Os livros de Roberto Bolaño são fontes inesgotáveis para investigações etílicas. Há neles centenas de menções a bares, bebedeiras, bebericagens e bebidas. Só em "Detetives Selvagens", "carta de amor que escreveu para sua geração", garrafas e copos de tequila são citados 23 vezes —o mescal aparece em 20 ocasiões.
Isso se explica porque parte do romance, na verdade um caleidoscópio literário, ou, se preferirem, uma polifonia de vozes (fosse um coquetel, teria 53 ingredientes), se passa no México, país onde o escritor chileno morou na adolescência e, num segundo momento, depois de escapar da prisão na ditadura de Pinochet.
Em meio aos muitos relatos que compõem o livro, contando a aventura inesperada de dois amigos poetas que saem pelo mundo em busca de sua mentora, a escritora Cesárea Tinajero, fundadora do "realismo visceral" (versão ficcional do infrarrealismo, movimento criado por Bolaño e Mario Santiago Papasquiaro, espécie de dadaísmo beatnik), há um que menciona o carajillo.
O drinque de nome peculiar teria surgido na Espanha, há mais de cem anos. Pode ser definido por alto como uma alternativa melhor para o energético com vodca, já que leva café e um licor ou destilado.
O relato é de uma estudante de literatura em Oxford, que viaja com amigos numa perua pela Europa, trabalhando em vindimas e na colheita de frutas. Num balneário na Catalunha, ela conhece o vigia de um camping —profissão que o saudoso Bolaño exerceu (na praiana Blanes). Ele a leva para Barcelona, onde, conta ela : "Levantávamos tarde, tomávamos o café da manhã em bares do bairro, eu uma xícara de chá, o vigia um café com leite ou um carajillo, depois íamos vagar pela cidade até o cansaço nos fazer voltar para casa" (tradução do grande Eduardo Bueno). Nada mal.

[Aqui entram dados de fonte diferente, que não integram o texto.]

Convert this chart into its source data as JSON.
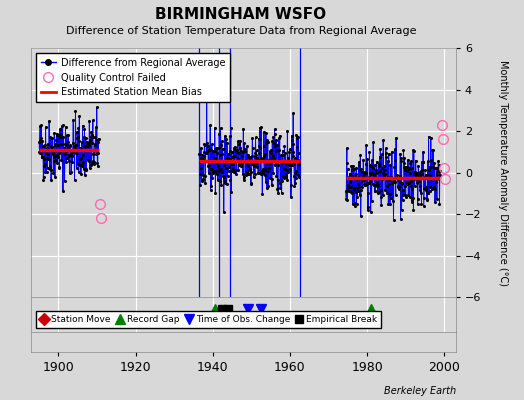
{
  "title": "BIRMINGHAM WSFO",
  "subtitle": "Difference of Station Temperature Data from Regional Average",
  "ylabel": "Monthly Temperature Anomaly Difference (°C)",
  "xlim": [
    1893,
    2003
  ],
  "ylim": [
    -6,
    6
  ],
  "yticks": [
    -6,
    -4,
    -2,
    0,
    2,
    4,
    6
  ],
  "xticks": [
    1900,
    1920,
    1940,
    1960,
    1980,
    2000
  ],
  "background_color": "#d8d8d8",
  "grid_color": "#ffffff",
  "periods": [
    {
      "start": 1895.0,
      "end": 1910.5,
      "mean": 1.1
    },
    {
      "start": 1936.5,
      "end": 1962.5,
      "mean": 0.55
    },
    {
      "start": 1974.5,
      "end": 1999.0,
      "mean": -0.25
    }
  ],
  "qc_failed": [
    {
      "year": 1910.8,
      "value": -1.5
    },
    {
      "year": 1911.1,
      "value": -2.2
    },
    {
      "year": 1999.3,
      "value": 2.3
    },
    {
      "year": 1999.6,
      "value": 1.6
    },
    {
      "year": 1999.9,
      "value": 0.2
    },
    {
      "year": 2000.1,
      "value": -0.3
    }
  ],
  "vertical_lines": [
    1936.5,
    1941.5,
    1944.5,
    1962.5
  ],
  "bottom_markers": {
    "record_gaps": [
      1940.5,
      1981.0
    ],
    "empirical_breaks": [
      1942.5,
      1944.0
    ],
    "time_of_obs": [
      1949.0,
      1952.5
    ],
    "station_moves": []
  },
  "data_color": "#0000ff",
  "qc_color": "#ff69b4",
  "bias_color": "#ff0000",
  "dot_color": "#000000",
  "seed": 42,
  "noise": 0.75
}
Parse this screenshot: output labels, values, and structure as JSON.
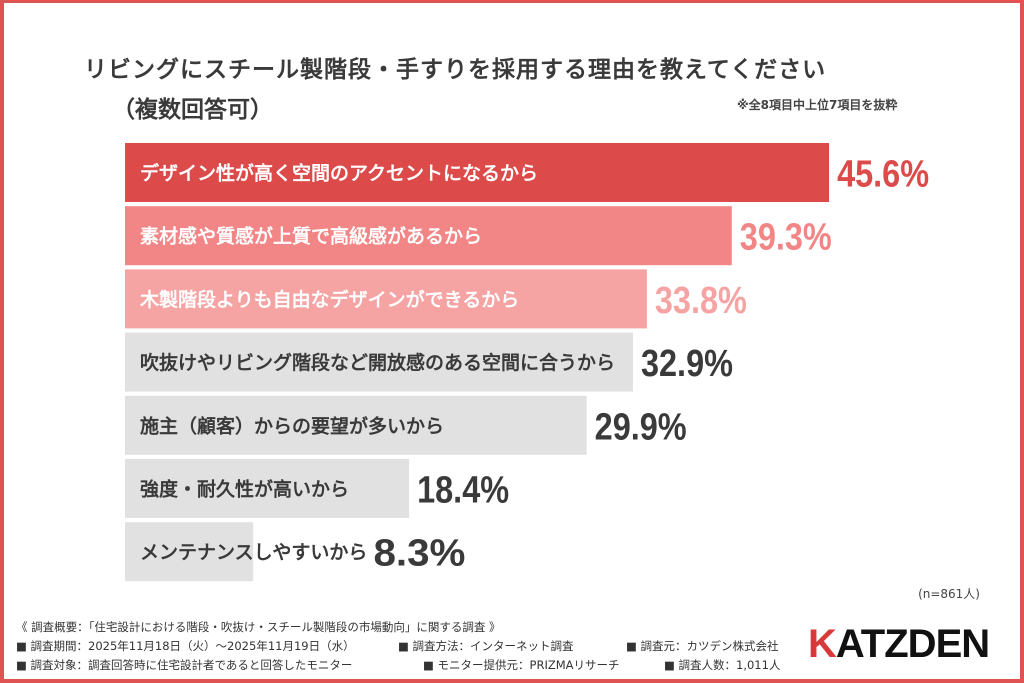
{
  "chart_data": {
    "type": "bar",
    "orientation": "horizontal",
    "title": "リビングにスチール製階段・手すりを採用する理由を教えてください",
    "subtitle": "（複数回答可）",
    "note": "※全8項目中上位7項目を抜粋",
    "categories": [
      "デザイン性が高く空間のアクセントになるから",
      "素材感や質感が上質で高級感があるから",
      "木製階段よりも自由なデザインができるから",
      "吹抜けやリビング階段など開放感のある空間に合うから",
      "施主（顧客）からの要望が多いから",
      "強度・耐久性が高いから",
      "メンテナンスしやすいから"
    ],
    "values": [
      45.6,
      39.3,
      33.8,
      32.9,
      29.9,
      18.4,
      8.3
    ],
    "labels": [
      "45.6%",
      "39.3%",
      "33.8%",
      "32.9%",
      "29.9%",
      "18.4%",
      "8.3%"
    ],
    "bar_colors": [
      "#dc4a4a",
      "#f28585",
      "#f6a3a3",
      "#e1e1e1",
      "#e1e1e1",
      "#e1e1e1",
      "#e1e1e1"
    ],
    "label_colors": [
      "#dc4a4a",
      "#f28585",
      "#f6a3a3",
      "#3a3a3a",
      "#3a3a3a",
      "#3a3a3a",
      "#3a3a3a"
    ],
    "text_colors": [
      "#ffffff",
      "#ffffff",
      "#ffffff",
      "#3a3a3a",
      "#3a3a3a",
      "#3a3a3a",
      "#3a3a3a"
    ],
    "sample": "(n=861人)",
    "grid": false
  },
  "footer": {
    "line1": "《 調査概要：「住宅設計における階段・吹抜け・スチール製階段の市場動向」に関する調査 》",
    "period": "■ 調査期間：2025年11月18日（火）～2025年11月19日（水）",
    "method": "■ 調査方法：インターネット調査",
    "org": "■ 調査元：カツデン株式会社",
    "target": "■ 調査対象：調査回答時に住宅設計者であると回答したモニター",
    "provider": "■ モニター提供元：PRIZMAリサーチ",
    "count": "■ 調査人数：1,011人"
  },
  "logo": {
    "text": "KATZDEN",
    "accent_color": "#d63a3a"
  }
}
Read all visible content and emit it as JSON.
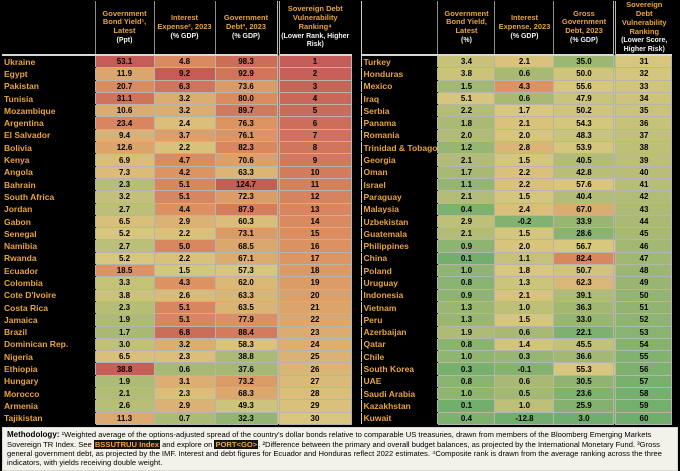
{
  "colors": {
    "background": "#000000",
    "accent_text": "#e8a33d",
    "unit_text": "#f2f2f2",
    "cell_text": "#000000",
    "grid": "#b5b5ad",
    "footer_bg": "#f2f1ea",
    "link_bg": "#141414",
    "link_text": "#f0a43c",
    "heat_green": "#6fae6d",
    "heat_khaki": "#d9c77e",
    "heat_salmon": "#dc9061",
    "heat_red": "#c45d57"
  },
  "heatmap": {
    "gradient": [
      [
        0,
        "#6fae6d"
      ],
      [
        0.25,
        "#a6b973"
      ],
      [
        0.5,
        "#d9c77e"
      ],
      [
        0.75,
        "#dc9061"
      ],
      [
        1,
        "#c45d57"
      ]
    ],
    "anchors": {
      "yield": [
        [
          0,
          0
        ],
        [
          2,
          0.3
        ],
        [
          4,
          0.45
        ],
        [
          7,
          0.55
        ],
        [
          12,
          0.65
        ],
        [
          20,
          0.76
        ],
        [
          25,
          0.82
        ],
        [
          32,
          0.9
        ],
        [
          40,
          1
        ]
      ],
      "interest": [
        [
          -13,
          0
        ],
        [
          -0.2,
          0.08
        ],
        [
          0.3,
          0.18
        ],
        [
          0.7,
          0.28
        ],
        [
          1.1,
          0.4
        ],
        [
          1.5,
          0.48
        ],
        [
          2.5,
          0.55
        ],
        [
          3.2,
          0.62
        ],
        [
          3.7,
          0.68
        ],
        [
          4.3,
          0.74
        ],
        [
          5.1,
          0.8
        ],
        [
          6.3,
          0.88
        ],
        [
          6.8,
          0.92
        ],
        [
          9.2,
          1
        ]
      ],
      "debt": [
        [
          3,
          0
        ],
        [
          25,
          0.08
        ],
        [
          35,
          0.2
        ],
        [
          40,
          0.3
        ],
        [
          45,
          0.38
        ],
        [
          50,
          0.45
        ],
        [
          57,
          0.5
        ],
        [
          63,
          0.58
        ],
        [
          68,
          0.64
        ],
        [
          73,
          0.7
        ],
        [
          78,
          0.75
        ],
        [
          83,
          0.8
        ],
        [
          90,
          0.86
        ],
        [
          98,
          0.92
        ],
        [
          125,
          1
        ]
      ],
      "rank": [
        [
          1,
          1
        ],
        [
          60,
          0
        ]
      ]
    }
  },
  "chart_data": {
    "type": "table",
    "tables": [
      {
        "name": "ranks-1-30",
        "columns": [
          {
            "key": "country",
            "title": "",
            "unit": ""
          },
          {
            "key": "yield",
            "title": "Government Bond Yield¹, Latest",
            "unit": "(Ppt)"
          },
          {
            "key": "interest",
            "title": "Interest Expense², 2023",
            "unit": "(% GDP)"
          },
          {
            "key": "debt",
            "title": "Government Debt³, 2023",
            "unit": "(% GDP)"
          },
          {
            "key": "rank",
            "title": "Sovereign Debt Vulnerability Ranking⁴",
            "unit": "(Lower Rank, Higher Risk)"
          }
        ],
        "rows": [
          [
            "Ukraine",
            53.1,
            4.8,
            98.3,
            1
          ],
          [
            "Egypt",
            11.9,
            9.2,
            92.9,
            2
          ],
          [
            "Pakistan",
            20.7,
            6.3,
            73.6,
            3
          ],
          [
            "Tunisia",
            31.1,
            3.2,
            80.0,
            4
          ],
          [
            "Mozambique",
            10.6,
            3.2,
            89.7,
            5
          ],
          [
            "Argentina",
            23.4,
            2.4,
            76.3,
            6
          ],
          [
            "El Salvador",
            9.4,
            3.7,
            76.1,
            7
          ],
          [
            "Bolivia",
            12.6,
            2.2,
            82.3,
            8
          ],
          [
            "Kenya",
            6.9,
            4.7,
            70.6,
            9
          ],
          [
            "Angola",
            7.3,
            4.2,
            63.3,
            10
          ],
          [
            "Bahrain",
            2.3,
            5.1,
            124.7,
            11
          ],
          [
            "South Africa",
            3.2,
            5.1,
            72.3,
            12
          ],
          [
            "Jordan",
            2.7,
            4.4,
            87.9,
            13
          ],
          [
            "Gabon",
            6.5,
            2.9,
            60.3,
            14
          ],
          [
            "Senegal",
            5.2,
            2.2,
            73.1,
            15
          ],
          [
            "Namibia",
            2.7,
            5.0,
            68.5,
            16
          ],
          [
            "Rwanda",
            5.2,
            2.2,
            67.1,
            17
          ],
          [
            "Ecuador",
            18.5,
            1.5,
            57.3,
            18
          ],
          [
            "Colombia",
            3.3,
            4.3,
            62.0,
            19
          ],
          [
            "Cote D'Ivoire",
            3.8,
            2.6,
            63.3,
            20
          ],
          [
            "Costa Rica",
            2.3,
            5.1,
            63.5,
            21
          ],
          [
            "Jamaica",
            1.9,
            5.1,
            77.9,
            22
          ],
          [
            "Brazil",
            1.7,
            6.8,
            88.4,
            23
          ],
          [
            "Dominican Rep.",
            3.0,
            3.2,
            58.3,
            24
          ],
          [
            "Nigeria",
            6.5,
            2.3,
            38.8,
            25
          ],
          [
            "Ethiopia",
            38.8,
            0.6,
            37.6,
            26
          ],
          [
            "Hungary",
            1.9,
            3.1,
            73.2,
            27
          ],
          [
            "Morocco",
            2.1,
            2.3,
            68.3,
            28
          ],
          [
            "Armenia",
            2.6,
            2.9,
            49.3,
            29
          ],
          [
            "Tajikistan",
            11.3,
            0.7,
            32.3,
            30
          ]
        ]
      },
      {
        "name": "ranks-31-60",
        "columns": [
          {
            "key": "country",
            "title": "",
            "unit": ""
          },
          {
            "key": "yield",
            "title": "Government Bond Yield, Latest",
            "unit": "(%)"
          },
          {
            "key": "interest",
            "title": "Interest Expense, 2023",
            "unit": "(% GDP)"
          },
          {
            "key": "debt",
            "title": "Gross Government Debt, 2023",
            "unit": "(% GDP)"
          },
          {
            "key": "rank",
            "title": "Sovereign Debt Vulnerability Ranking",
            "unit": "(Lower Score, Higher Risk)"
          }
        ],
        "rows": [
          [
            "Turkey",
            3.4,
            2.1,
            35.0,
            31
          ],
          [
            "Honduras",
            3.8,
            0.6,
            50.0,
            32
          ],
          [
            "Mexico",
            1.5,
            4.3,
            55.6,
            33
          ],
          [
            "Iraq",
            5.1,
            0.6,
            47.9,
            34
          ],
          [
            "Serbia",
            2.2,
            1.7,
            50.2,
            35
          ],
          [
            "Panama",
            1.8,
            2.1,
            54.3,
            36
          ],
          [
            "Romania",
            2.0,
            2.0,
            48.3,
            37
          ],
          [
            "Trinidad & Tobago",
            1.2,
            2.8,
            53.9,
            38
          ],
          [
            "Georgia",
            2.1,
            1.5,
            40.5,
            39
          ],
          [
            "Oman",
            1.7,
            2.2,
            42.8,
            40
          ],
          [
            "Israel",
            1.1,
            2.2,
            57.6,
            41
          ],
          [
            "Paraguay",
            2.1,
            1.5,
            40.4,
            42
          ],
          [
            "Malaysia",
            0.4,
            2.4,
            67.0,
            43
          ],
          [
            "Uzbekistan",
            2.9,
            -0.2,
            33.9,
            44
          ],
          [
            "Guatemala",
            2.1,
            1.5,
            28.6,
            45
          ],
          [
            "Philippines",
            0.9,
            2.0,
            56.7,
            46
          ],
          [
            "China",
            0.1,
            1.1,
            82.4,
            47
          ],
          [
            "Poland",
            1.0,
            1.8,
            50.7,
            48
          ],
          [
            "Uruguay",
            0.8,
            1.3,
            62.3,
            49
          ],
          [
            "Indonesia",
            0.9,
            2.1,
            39.1,
            50
          ],
          [
            "Vietnam",
            1.3,
            1.0,
            36.3,
            51
          ],
          [
            "Peru",
            1.3,
            1.5,
            33.0,
            52
          ],
          [
            "Azerbaijan",
            1.9,
            0.6,
            22.1,
            53
          ],
          [
            "Qatar",
            0.8,
            1.4,
            45.5,
            54
          ],
          [
            "Chile",
            1.0,
            0.3,
            36.6,
            55
          ],
          [
            "South Korea",
            0.3,
            -0.1,
            55.3,
            56
          ],
          [
            "UAE",
            0.8,
            0.6,
            30.5,
            57
          ],
          [
            "Saudi Arabia",
            1.0,
            0.5,
            23.6,
            58
          ],
          [
            "Kazakhstan",
            0.1,
            1.0,
            25.9,
            59
          ],
          [
            "Kuwait",
            0.4,
            -12.8,
            3.0,
            60
          ]
        ]
      }
    ]
  },
  "footer": {
    "segments": [
      {
        "style": "bold",
        "text": "Methodology: "
      },
      {
        "style": "normal",
        "text": "¹Weighted average of the options-adjusted spread of the country's dollar bonds relative to comparable US treasuries, drawn from members of the Bloomberg Emerging Markets Sovereign TR Index. See "
      },
      {
        "style": "link",
        "text": "BSSUTRUU Index"
      },
      {
        "style": "normal",
        "text": " and explore on "
      },
      {
        "style": "link",
        "text": "PORT<GO>"
      },
      {
        "style": "normal",
        "text": ". ²Difference between the primary and overall budget balances, as projected by the International Monetary Fund. ³Gross general government debt, as projected by the IMF. Interest and debt figures for Ecuador and Honduras reflect 2022 estimates. ⁴Composite rank is drawn from the average ranking across the three indicators, with yields receiving double weight."
      }
    ]
  }
}
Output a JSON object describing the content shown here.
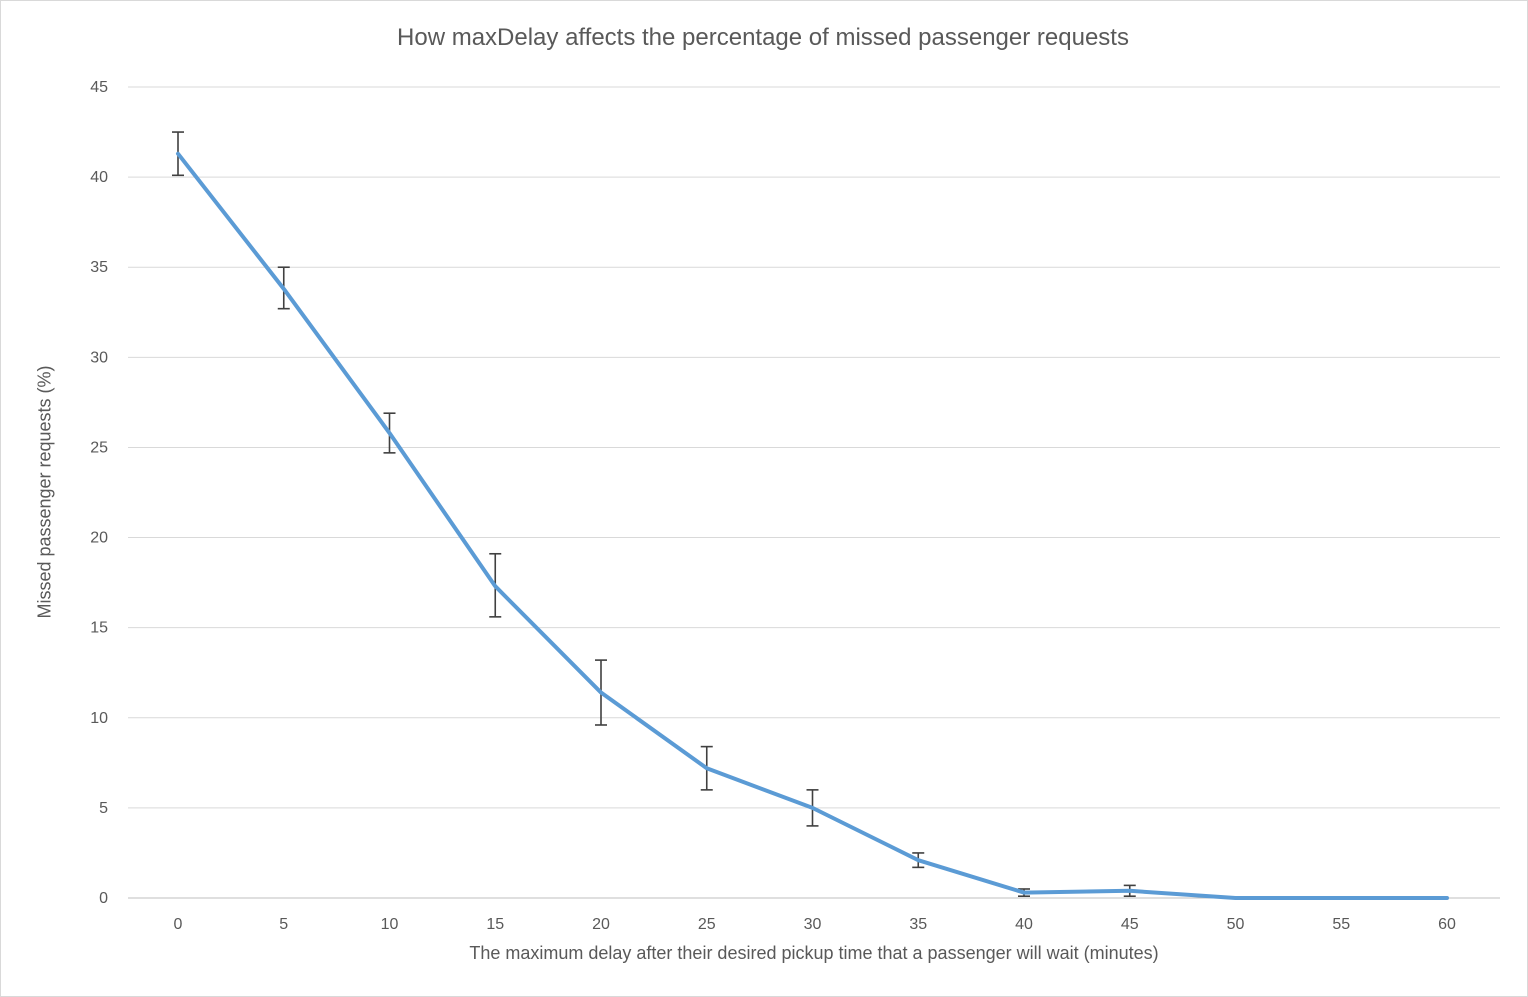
{
  "chart_data": {
    "type": "line",
    "title": "How maxDelay affects the percentage of missed passenger requests",
    "xlabel": "The maximum delay after their desired pickup time that a passenger will wait (minutes)",
    "ylabel": "Missed passenger requests (%)",
    "x": [
      0,
      5,
      10,
      15,
      20,
      25,
      30,
      35,
      40,
      45,
      50,
      55,
      60
    ],
    "x_tick_labels": [
      "0",
      "5",
      "10",
      "15",
      "20",
      "25",
      "30",
      "35",
      "40",
      "45",
      "50",
      "55",
      "60"
    ],
    "y_ticks": [
      0,
      5,
      10,
      15,
      20,
      25,
      30,
      35,
      40,
      45
    ],
    "y_tick_labels": [
      "0",
      "5",
      "10",
      "15",
      "20",
      "25",
      "30",
      "35",
      "40",
      "45"
    ],
    "ylim": [
      0,
      45
    ],
    "grid": "horizontal",
    "legend": "none",
    "series": [
      {
        "values": [
          41.3,
          33.8,
          25.8,
          17.3,
          11.4,
          7.2,
          5.0,
          2.1,
          0.3,
          0.4,
          0,
          0,
          0
        ],
        "error_low": [
          1.2,
          1.1,
          1.1,
          1.7,
          1.8,
          1.2,
          1.0,
          0.4,
          0.2,
          0.3,
          0,
          0,
          0
        ],
        "error_high": [
          1.2,
          1.2,
          1.1,
          1.8,
          1.8,
          1.2,
          1.0,
          0.4,
          0.2,
          0.3,
          0,
          0,
          0
        ],
        "color": "#5b9bd5"
      }
    ],
    "colors": {
      "line": "#5b9bd5",
      "error_bar": "#404040",
      "gridline": "#d9d9d9",
      "text": "#595959"
    }
  }
}
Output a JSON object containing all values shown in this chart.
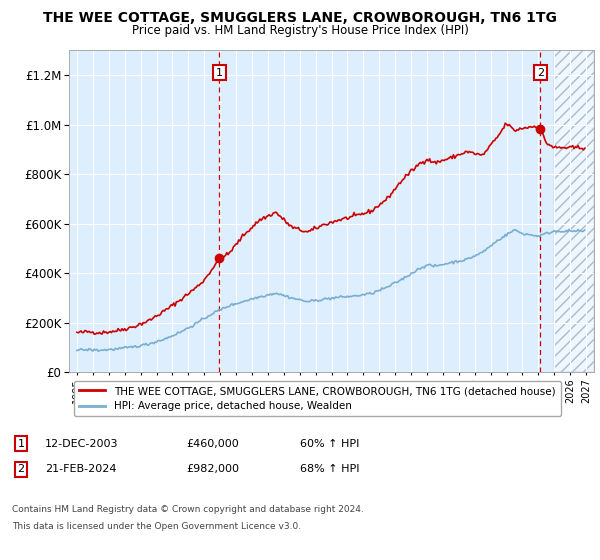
{
  "title": "THE WEE COTTAGE, SMUGGLERS LANE, CROWBOROUGH, TN6 1TG",
  "subtitle": "Price paid vs. HM Land Registry's House Price Index (HPI)",
  "legend_line1": "THE WEE COTTAGE, SMUGGLERS LANE, CROWBOROUGH, TN6 1TG (detached house)",
  "legend_line2": "HPI: Average price, detached house, Wealden",
  "annotation1": {
    "label": "1",
    "date": "12-DEC-2003",
    "price": 460000,
    "hpi": "60% ↑ HPI",
    "x": 2003.95
  },
  "annotation2": {
    "label": "2",
    "date": "21-FEB-2024",
    "price": 982000,
    "hpi": "68% ↑ HPI",
    "x": 2024.12
  },
  "footer1": "Contains HM Land Registry data © Crown copyright and database right 2024.",
  "footer2": "This data is licensed under the Open Government Licence v3.0.",
  "red_color": "#cc0000",
  "blue_color": "#7aaed0",
  "bg_color": "#ddeeff",
  "hatch_color": "#aabbcc",
  "grid_color": "#ffffff",
  "ylim": [
    0,
    1300000
  ],
  "xlim": [
    1994.5,
    2027.5
  ],
  "future_start": 2025.0
}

Houve um tempo em que o carajillo era de fato tomado de manhã, principalmente pelos trabalhadores espanhóis. Às vezes nem faziam a mistura, parente do irish coffee, do italiano caffè corretto ou do norueguês karsk; simplesmente tomavam o café e viravam uma dose de rum, conhaque ou aguardiente em seguida —ou o contrário. Energia, sin duda.
Na Catalunha, pediam "ara guillo", algo como "pra já". E essa é uma das possíveis origens do nome. Certa vez, Teresa Gimpera, a Fernanda Montenegro da região, foi chamada para fazer um teste em "Topázio", de Hitchcock, no papel de uma porto-riquenha. Ela foi para Hollywood e puseram-lhe uma peruca preta.
Quando a viu, o diretor de "Interlúdio" perguntou se estava nervosa. "Pedi um carajillo e ninguém me entendeu", disse ela. Não lhe deram o drinque nem o papel.
No México dos poetas de Bolaño, nascido há 70 anos, a 28 de abril, o carajillo é gelado, não quente, e em geral leva o licor 43, que surgiu… no sul da Espanha. Simples, potente e complexo, por conta dos 43 componentes do licor, virou febre entre os jovens mexicanos, de uns tempos para cá.
É beber e ganhar coraje (coragem), ou corajillo (diminutivo), como faziam os soldados que lutavam na guerra pela independência em Cuba, outra possível explicação para o nome. Ou simplesmente dizer, com satisfação: "carajo!"
CARAJILLO
50 ml de licor 43
40 ml de café expresso (quente e fresco)
10 ml de rum (opcional)
Coloque os ingredientes num copo baixo com gelo e mexa.